Kilkadziesiąt osób wzięło udział w niezwykłym biegu. W ten sposób organizatorzy chcieli zaszczepić na Śląsku modę na plogging - dyscyplinę, która narodziła się w Skandynawii, a teraz podbija świat. Pierwsza impreza dla początkujących ploggersów odbyła się w niedzielę w Parku Śląskim z okazji Dnia Ziemi.

Termin „plogging” to połączenie angielskiego słowa „jogging” i szwedzkiego „plocka upp”, czyli podnosić. To właśnie w Skandynawii narodziła się aktywność, która jest połączeniem biegania i zbierania śmieci.

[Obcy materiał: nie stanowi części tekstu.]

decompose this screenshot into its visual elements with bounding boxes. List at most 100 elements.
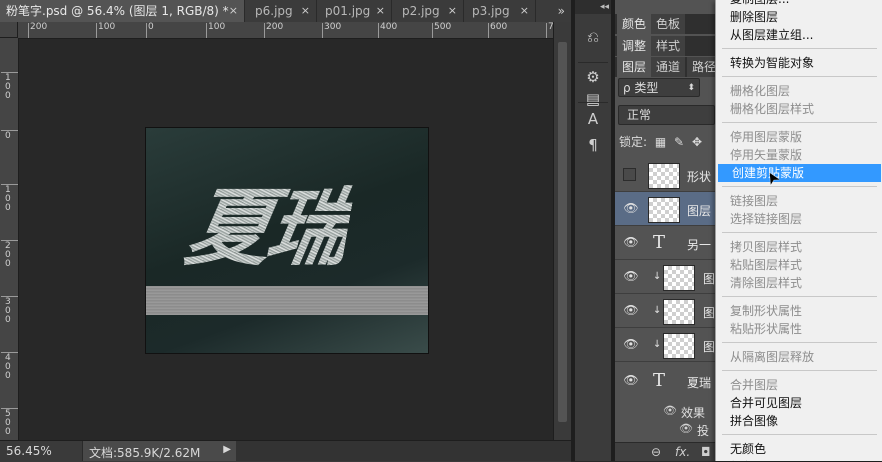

W czasach mody na bycie fit i eko dyscyplina łącząca sport z działalnością na rzecz środowiska szybko zyskała entuzjastów na całym świecie, m.in. w Niemczech, Francji, Stanach Zjednoczonych, Rosji czy Tajlandii.

Nich plogging popularyzuje się na Śląsku

Rafał Wypior, radny Młodzieżowego Sejmiku Województwa Śląskiego, dowiedział się o nowej modzie z internetu i uznał, że byłoby wspaniale, gdyby plogging spopularyzował się również na Śląsku.

I to właśnie z inicjatywy Młodzieżowego Sejmiku Województwa Śląskiego w przypadającym na niedzielę Dniu Ziemi w Parku Śląskim odbyło się pierwsze w regionie wydarzenie promujące plogging.

Na starcie przy Planetarium Śląskim każdy dostał rękawiczki i worek na śmieci – przygotowano łącznie 250 zestawów.

Aby wystartować, nie trzeba było mieć wspaniałej kondycji, liczyło się jednak bystre oko i wytrwałość. Nie trzeba było się też zapisywać, a bieg wygrywał ten, kto uzbierał najwięcej śmieci.

– Liczy się bowiem u nas jakość, a nie szybkość czy czas. Trasa, którą zaplanowaliśmy przez Park Śląski, akurat wiodła przez miejsca, gdzie te śmieci niestety były. Biegacze mieli do przebiegnięcia 5 km – mówi Wypior.